There is a voice in my head that speaks to me all the time. When I was a kid, people used to say that speaking to yourself is the first sign of madness. I thought it was true, and so I concluded that I must be mad because I spoke to myself all the time. This wasn’t something I ever shared with anyone else. It was an agreement that I made with myself: “Yep, I am mad”.
As I grew older, I made a remarkable discovery. The voice in my head – the one that talks to me all the time – is in everybody’s head, and it talks to everybody all day long.
Researchers can now recognise when one thought ends and the next begins and have found that we have 6,200 thoughts a day: that’s 6.5 thoughts every minute.
So, like a radio station that’s always on, we tune in and listen to the voice in our head all day, every day. The important question is, what radio station are you tuned in to: ‘I ROCK 104.6 FM’ or ‘I SUCK 94.2 AM’?
“Is the voice in your head a champion for who you are, or is it a constant reminder of how inadequate you are?”
And that, I feel, is a rhetorical question, which research bears out.

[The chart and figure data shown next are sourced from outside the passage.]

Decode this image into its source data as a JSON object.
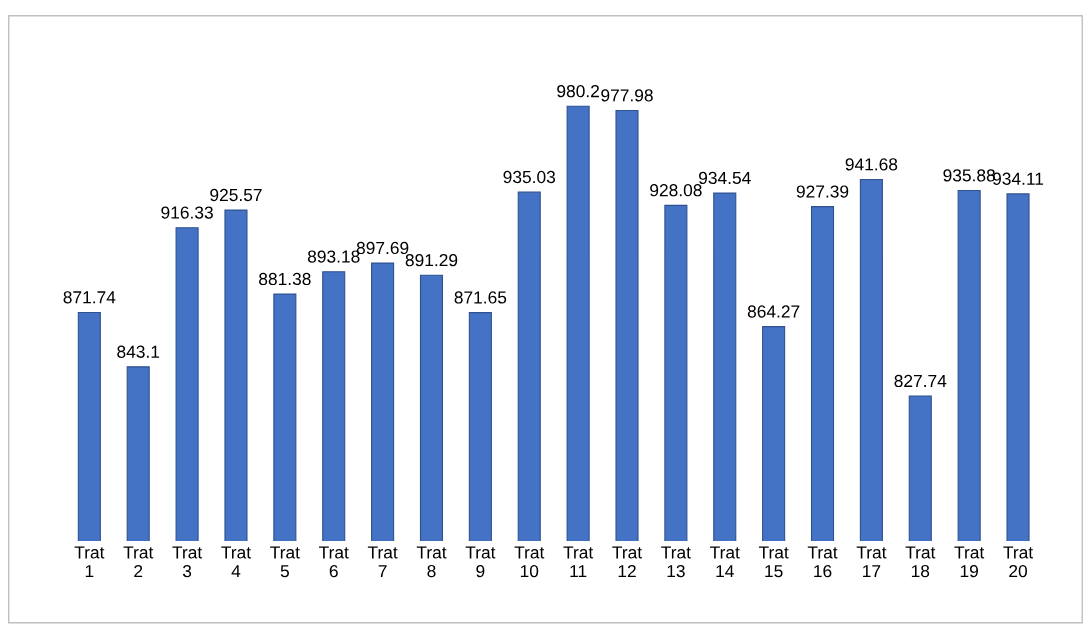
{
  "chart_data": {
    "type": "bar",
    "categories": [
      "Trat\n1",
      "Trat\n2",
      "Trat\n3",
      "Trat\n4",
      "Trat\n5",
      "Trat\n6",
      "Trat\n7",
      "Trat\n8",
      "Trat\n9",
      "Trat\n10",
      "Trat\n11",
      "Trat\n12",
      "Trat\n13",
      "Trat\n14",
      "Trat\n15",
      "Trat\n16",
      "Trat\n17",
      "Trat\n18",
      "Trat\n19",
      "Trat\n20"
    ],
    "values": [
      871.74,
      843.1,
      916.33,
      925.57,
      881.38,
      893.18,
      897.69,
      891.29,
      871.65,
      935.03,
      980.2,
      977.98,
      928.08,
      934.54,
      864.27,
      927.39,
      941.68,
      827.74,
      935.88,
      934.11
    ],
    "color": "#4472c4",
    "tick_labels": "x",
    "data_labels": true,
    "grid": false,
    "legend": false
  }
}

Of the 6,200 thoughts we have every day, a staggering 80% are negative thoughts, and 95% of our thoughts are the same thoughts repeating themselves over and over. Negative thoughts dominate our brain, and we are repeating the same negative thoughts day, after day, after day!
Pause and listen to the voice in your head: what do you hear?
“I’m not talented”
“I’m not pretty”
“I’m not smart”
“I’m not fun”
“I’m not good enough”
“I’m not loveable”
Before long, this becomes who we are. Like a handbrake that’s always on, these thoughts become agreements that we make with ourselves, about ourselves.
These agreements are not true.
They’re not written up in a book or tattooed onto your forehead. There’s no sign hanging above your bed. It’s a voice in your head. And they’re never challenged because they’re mostly unsaid. We don’t go around telling people, “Let it be noted that I am not good enough”. In this way our lives are run by a false set of secret agreements that hold us back and stop us from realising our full human potential.
You can change the circumstances of your life all you want, but if the box of agreements in which you think is still the same, nothing will shift for you.
“It's what you think, feel, and believe about yourself that shapes and drives your identity, your performance at work, and your quality of life.”
If you can relate, see, and own (it takes courage) that the voice in your head is running and ruining your experience of life, let me just say this to you:
You are not the voice in your head. You are the feeling in your heart. You are the human being who cares, who laughs, who cries, who loves and who wants to be loved.
Recognising and embracing this truth about yourself will give you a feeling of freedom and open new doors of possibility.
To quote from William Blake, “If the doors of perception were cleansed everything would appear to man as it is, infinite.” (This quote was also the inspiration for The Doors calling themselves The Doors).